When designing systems using AXI4-Stream Infrastructure IP Suite, the first step is to establish the topology of the system. This requires an understanding of the main interface characteristics of each AXI4-Stream master and slave that needs to be able to communicate together. AXI4-Stream masters and slaves then need to be grouped by desired connectivity into a system with one or more AXI4-Stream Infrastructure IP blocks tying them together so they can exchange data.

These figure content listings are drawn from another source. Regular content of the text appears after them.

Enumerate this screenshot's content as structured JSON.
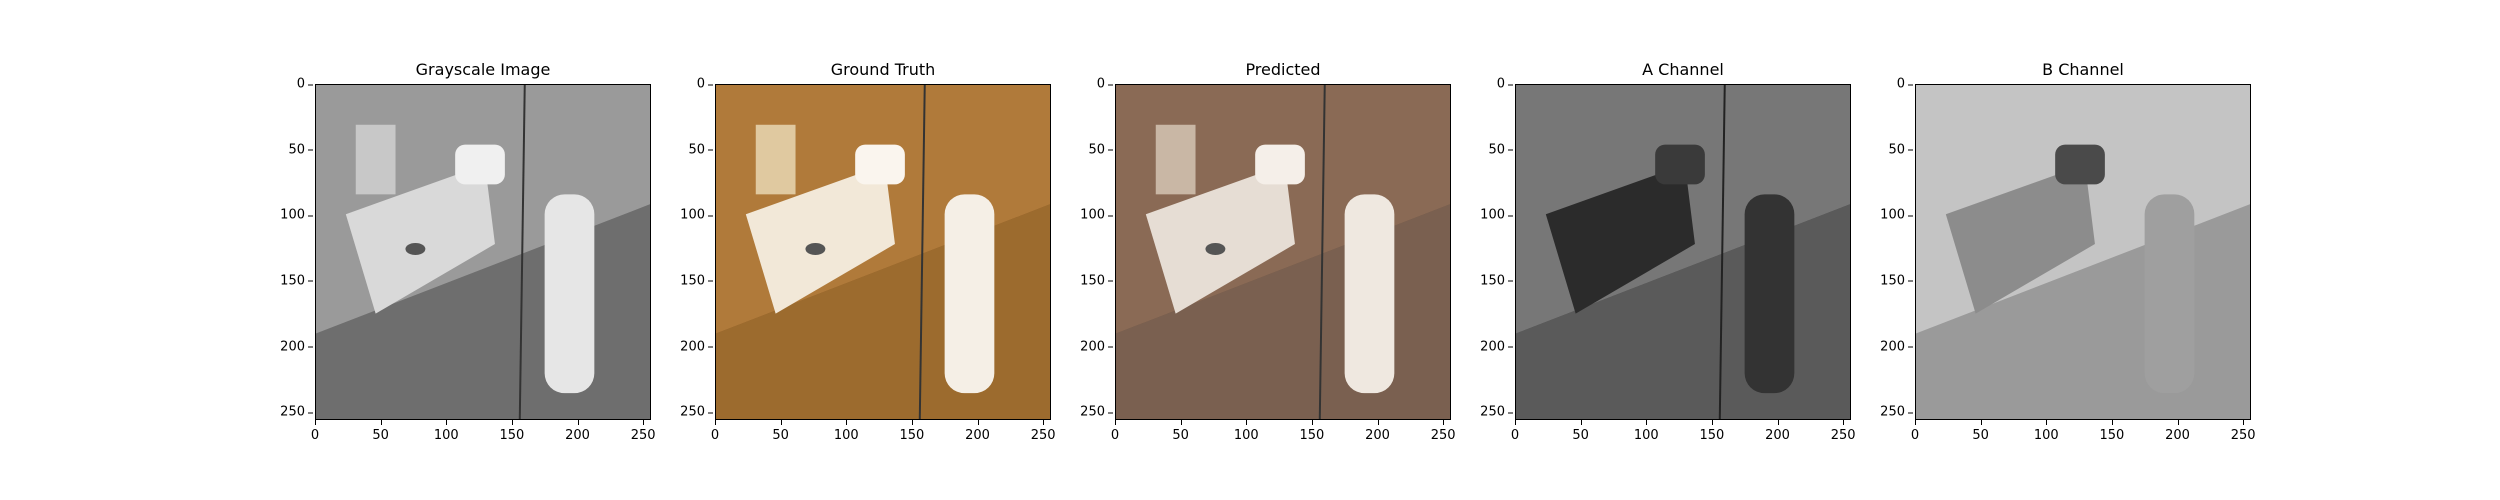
{
  "figure": {
    "panels": [
      {
        "title": "Grayscale Image",
        "tone": "gray"
      },
      {
        "title": "Ground Truth",
        "tone": "warm"
      },
      {
        "title": "Predicted",
        "tone": "muted"
      },
      {
        "title": "A Channel",
        "tone": "dark-gray"
      },
      {
        "title": "B Channel",
        "tone": "light-gray"
      }
    ],
    "y_ticks": [
      "0",
      "50",
      "100",
      "150",
      "200",
      "250"
    ],
    "x_ticks": [
      "0",
      "50",
      "100",
      "150",
      "200",
      "250"
    ],
    "colors": {
      "gray_wall": "#9a9a9a",
      "warm_wall": "#b07a3a",
      "muted_wall": "#8a6a55",
      "dark_gray": "#3b3b3b",
      "light_gray": "#b8b8b8"
    }
  }
}
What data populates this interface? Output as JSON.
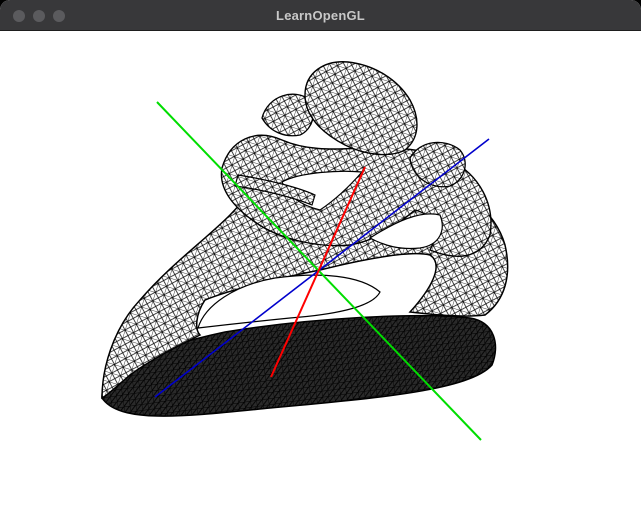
{
  "window": {
    "title": "LearnOpenGL"
  },
  "viewport": {
    "model": "wireframe-sculpture",
    "background_color": "#ffffff",
    "wire_color": "#000000",
    "axes": [
      {
        "name": "x-axis",
        "color": "#ff0000"
      },
      {
        "name": "y-axis",
        "color": "#00dd00"
      },
      {
        "name": "z-axis",
        "color": "#0000cc"
      }
    ]
  }
}
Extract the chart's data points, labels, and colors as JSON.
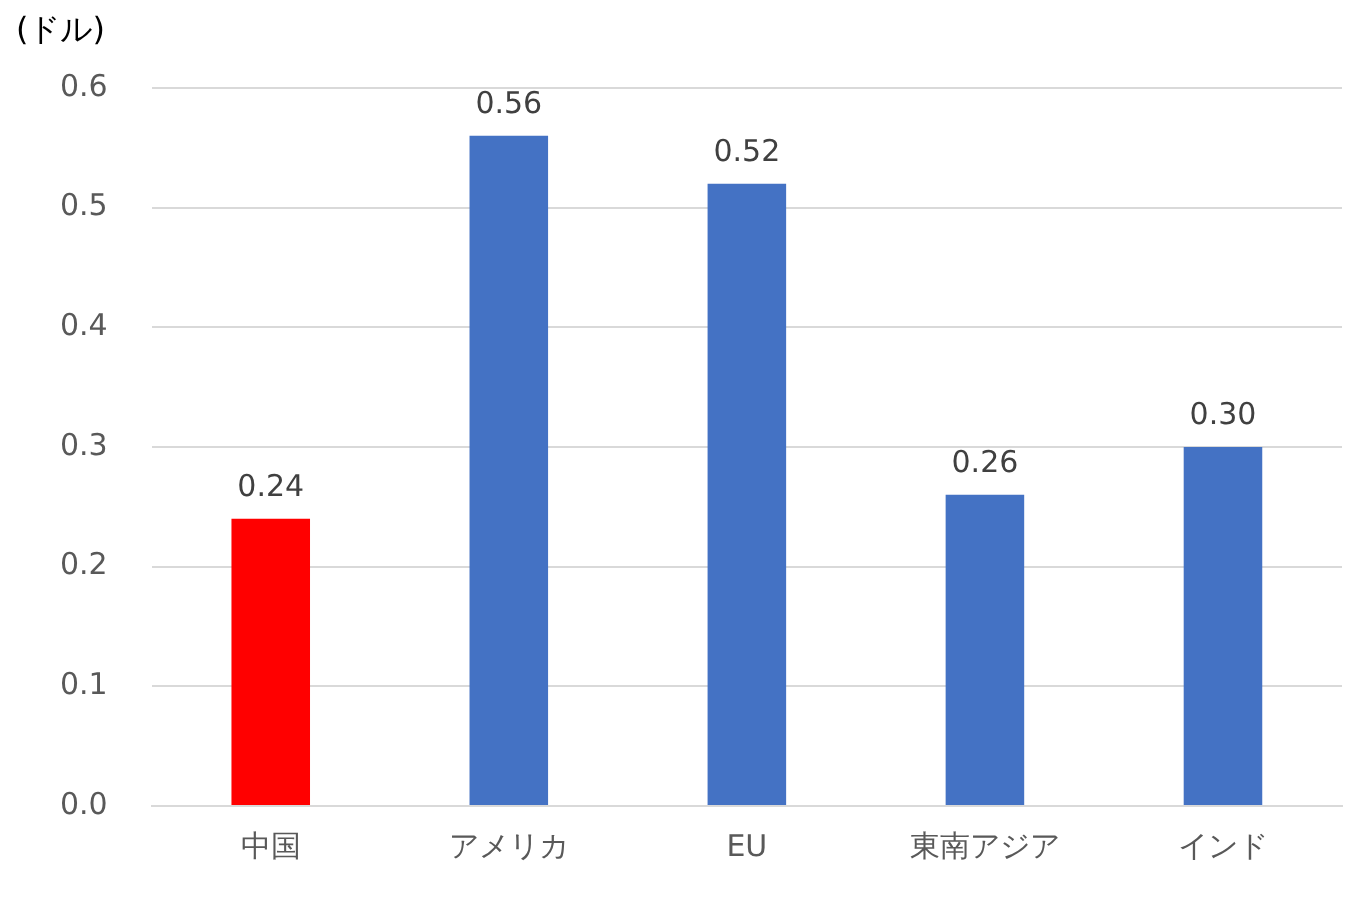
{
  "chart_data": {
    "type": "bar",
    "ylabel": "(ドル)",
    "categories": [
      "中国",
      "アメリカ",
      "EU",
      "東南アジア",
      "インド"
    ],
    "values": [
      0.24,
      0.56,
      0.52,
      0.26,
      0.3
    ],
    "colors": [
      "#ff0000",
      "#4472c4",
      "#4472c4",
      "#4472c4",
      "#4472c4"
    ],
    "value_labels": [
      "0.24",
      "0.56",
      "0.52",
      "0.26",
      "0.30"
    ],
    "ylim": [
      0,
      0.6
    ],
    "yticks": [
      {
        "value": 0,
        "label": "0.0"
      },
      {
        "value": 0.1,
        "label": "0.1"
      },
      {
        "value": 0.2,
        "label": "0.2"
      },
      {
        "value": 0.3,
        "label": "0.3"
      },
      {
        "value": 0.4,
        "label": "0.4"
      },
      {
        "value": 0.5,
        "label": "0.5"
      },
      {
        "value": 0.6,
        "label": "0.6"
      }
    ],
    "grid": "y"
  }
}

In general, try to establish the system partitioning/topology to use multiple smaller/simpler interconnects than a single large interconnect, especially in systems with a large number of devices. For example, combinations of N master x 1 slaves interconnects and 1 master x N slave interconnects are generally preferable to MxN interconnects in terms of area, latency, and throughput. The MxN interconnect, when required for performance or connectivity requirements, needs to try to limit the number of endpoints or specify sparse connectivity to reduce resource utilization.
The Vivado Design Suite: AXI Reference Guide (UG1037) provides information about AXI4-Stream protocol usage guidelines and conventions; much of the AXI system optimizations information described for AXI Interconnect is applicable to AXI4-Stream Infrastructure IP Suite. Before designing or structuring systems around the AXI4-Stream Infrastructure IP, review and consult the Vivado Design Suite: AXI Reference Guide (UG1037).
After you determine the number and topology of theAXI4-Stream Infrastructure IP systems, the next step is to tailor each AXI4-Stream Infrastructure IP system to have the correct set of optional interface signals and set signals’ widths as needed. This sets up the interface signal set for the AXI4-Stream Infrastructure IP to ensure that data can be exchanged and routed as needed across the system.
Finally, you must optimize and fine-tune the AXI4-Stream Infrastructure IP system to fit its application. This includes tuning FIFOs, width converters, clock converters, arbiters, and register slices (pipeline stages) as needed to balance area, timing, performance, and ease-of-use.